Travel does much right; it is an industry with a social conscience, it connects people, broadens minds and is rightly celebrated for being a purveyor of dreams – a commodity that has been in short supply over the past 12 months.
But travel cannot yet claim to be wholly virtuous; aircraft and cruise ships contribute to polluting our atmosphere and our oceans. And while supply continues to grow to meet demand, there will continue to be overtourism of certain regions, cities and major natural attractions.
Building back better evokes efforts to cut carbon emissions, promote fairness and social equality, and pursue diversity and inclusion. But Explore co-founder Derek Moore suggests reframing the debate to focus instead on talking and, crucially, giving back.
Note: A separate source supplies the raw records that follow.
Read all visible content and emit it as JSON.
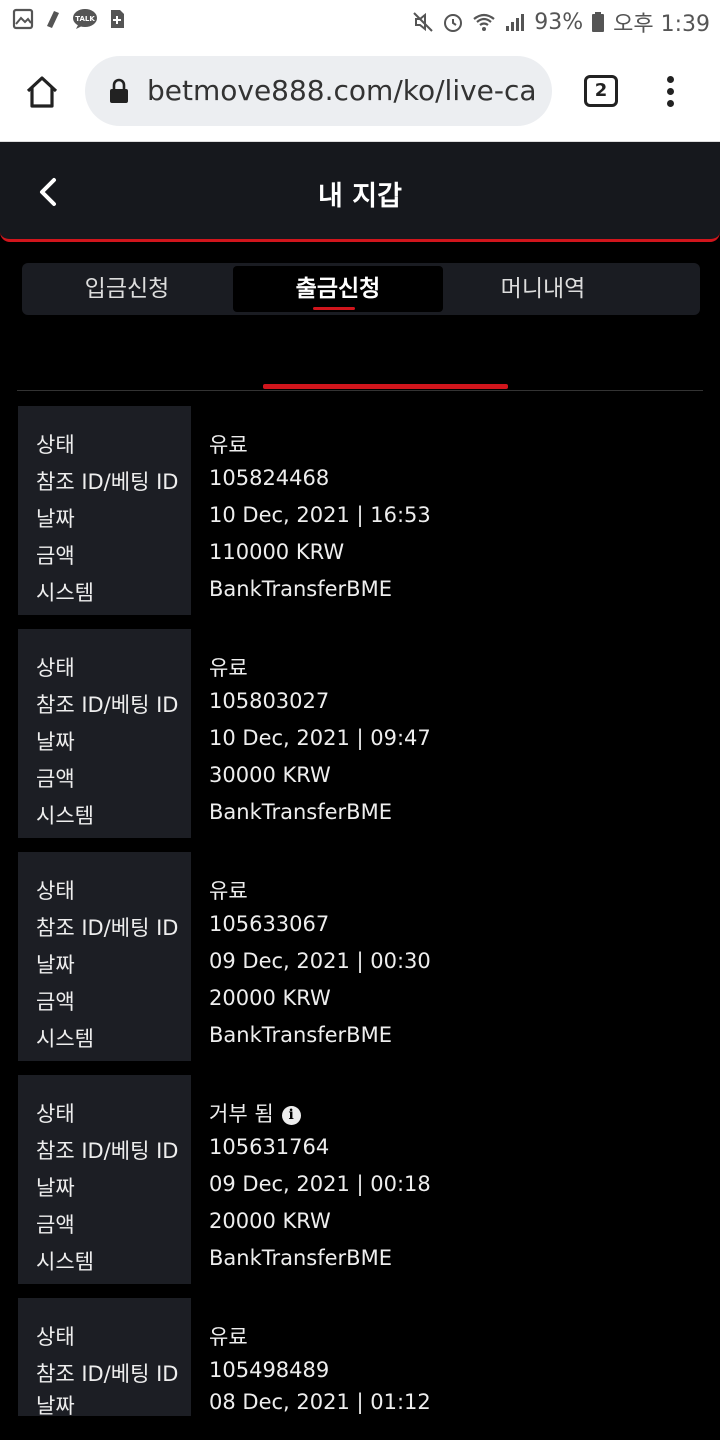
{
  "statusbar": {
    "battery": "93%",
    "time": "오후 1:39"
  },
  "browser": {
    "url": "betmove888.com/ko/live-casino",
    "tab_count": "2"
  },
  "header": {
    "title": "내 지갑"
  },
  "tabs": [
    {
      "label": "입금신청"
    },
    {
      "label": "출금신청"
    },
    {
      "label": "머니내역"
    }
  ],
  "labels": {
    "status": "상태",
    "ref_id": "참조 ID/베팅 ID",
    "date": "날짜",
    "amount": "금액",
    "system": "시스템"
  },
  "records": [
    {
      "status": "유료",
      "ref_id": "105824468",
      "date": "10 Dec, 2021 | 16:53",
      "amount": "110000 KRW",
      "system": "BankTransferBME"
    },
    {
      "status": "유료",
      "ref_id": "105803027",
      "date": "10 Dec, 2021 | 09:47",
      "amount": "30000 KRW",
      "system": "BankTransferBME"
    },
    {
      "status": "유료",
      "ref_id": "105633067",
      "date": "09 Dec, 2021 | 00:30",
      "amount": "20000 KRW",
      "system": "BankTransferBME"
    },
    {
      "status": "거부 됨",
      "ref_id": "105631764",
      "date": "09 Dec, 2021 | 00:18",
      "amount": "20000 KRW",
      "system": "BankTransferBME"
    },
    {
      "status": "유료",
      "ref_id": "105498489",
      "date": "08 Dec, 2021 | 01:12",
      "amount": "",
      "system": ""
    }
  ],
  "icons": {
    "info": "i"
  },
  "colors": {
    "accent": "#d1151c",
    "background": "#000000",
    "panel": "#1c1e24"
  }
}
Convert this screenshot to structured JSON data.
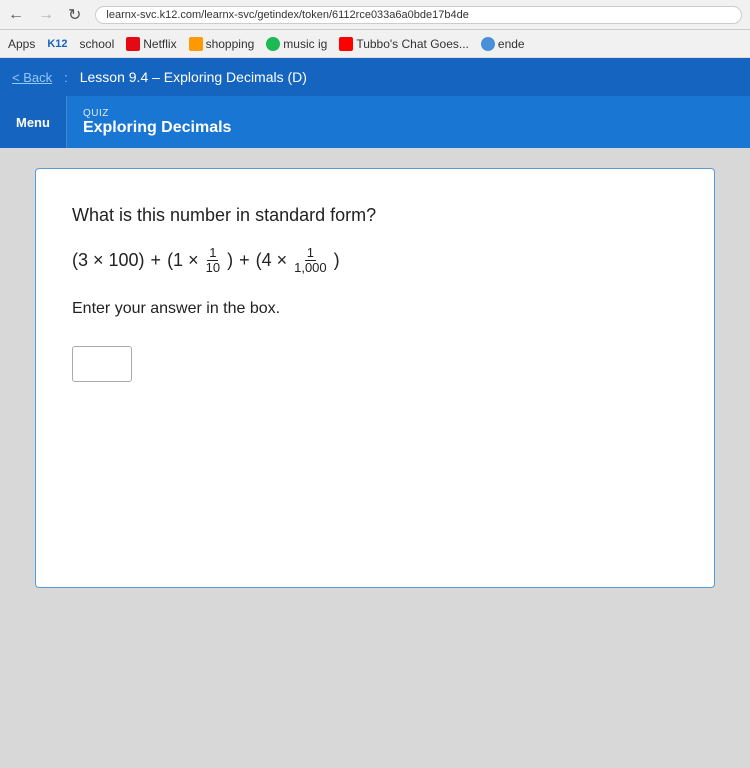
{
  "browser": {
    "url": "learnx-svc.k12.com/learnx-svc/getindex/token/6112rce033a6a0bde17b4de",
    "back_arrow": "←"
  },
  "bookmarks": {
    "items": [
      {
        "id": "apps",
        "label": "Apps",
        "icon_type": "text"
      },
      {
        "id": "k12",
        "label": "K12",
        "icon_type": "k12"
      },
      {
        "id": "school",
        "label": "school",
        "icon_type": "text"
      },
      {
        "id": "netflix",
        "label": "Netflix",
        "icon_type": "netflix"
      },
      {
        "id": "amazon",
        "label": "shopping",
        "icon_type": "amazon"
      },
      {
        "id": "music",
        "label": "music ig",
        "icon_type": "music"
      },
      {
        "id": "tubbo",
        "label": "Tubbo's Chat Goes...",
        "icon_type": "youtube"
      },
      {
        "id": "ende",
        "label": "ende",
        "icon_type": "other"
      }
    ]
  },
  "nav": {
    "back_label": "< Back",
    "separator": ":",
    "lesson_title": "Lesson 9.4 – Exploring Decimals (D)"
  },
  "lesson_header": {
    "menu_label": "Menu",
    "quiz_label": "QUIZ",
    "lesson_name": "Exploring Decimals"
  },
  "quiz": {
    "question": "What is this number in standard form?",
    "expression_parts": {
      "part1": "(3 × 100)",
      "plus1": "+",
      "part2_prefix": "(1 ×",
      "fraction1_num": "1",
      "fraction1_den": "10",
      "part2_suffix": ")",
      "plus2": "+",
      "part3_prefix": "(4 ×",
      "fraction2_num": "1",
      "fraction2_den": "1,000",
      "part3_suffix": ")"
    },
    "instruction": "Enter your answer in the box."
  }
}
In 2019, Moore set up The Derek Moore Foundation, working with operators and travel professionals to identify and fund “quirky” projects in small communities. Projects are capped at £5,000 – think a water pipeline for a Nepalese mountain village (pictured below), birth kit equipment for midwives in a remote Guatemalan community (pictured above), or a recording studio for street kids.
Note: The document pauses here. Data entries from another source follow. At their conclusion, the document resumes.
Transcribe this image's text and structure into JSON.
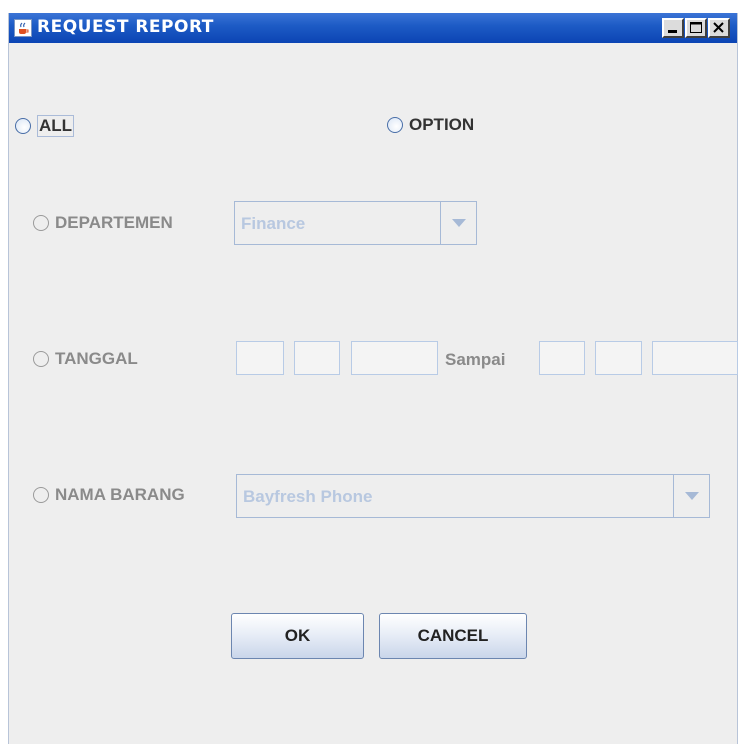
{
  "window": {
    "title": "REQUEST REPORT",
    "minimize_icon": "minimize-icon",
    "maximize_icon": "maximize-icon",
    "close_icon": "close-icon"
  },
  "mode": {
    "all_label": "ALL",
    "option_label": "OPTION"
  },
  "filters": {
    "departemen": {
      "label": "DEPARTEMEN",
      "selected": "Finance"
    },
    "tanggal": {
      "label": "TANGGAL",
      "from": {
        "day": "",
        "month": "",
        "year": ""
      },
      "separator": "Sampai",
      "to": {
        "day": "",
        "month": "",
        "year": ""
      }
    },
    "nama_barang": {
      "label": "NAMA BARANG",
      "selected": "Bayfresh Phone"
    }
  },
  "actions": {
    "ok_label": "OK",
    "cancel_label": "CANCEL"
  },
  "colors": {
    "titlebar": "#0b44b4",
    "window_bg": "#eeeeee",
    "disabled_text": "#8a8a8a",
    "disabled_field_text": "#b8c8e0"
  }
}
For Moore, travel and tourism is too often about one-way transactions. “Lots of people who have been trekking in Nepal, white-water rafting in Peru, or spent time as a tourist in a developing country come home affected by the state of the villages they visited and the villagers they met,” he explains.
“But what they participate in is a one-way transaction. They go, take photos, drink the limited supply of water and eat at the village restaurant which, while making a bit of money, uses up a lot of the available food. I felt that if we position ourselves as a means to give something back when people go abroad, it might tap into that feeling people have that they must be more responsible in their tourism.”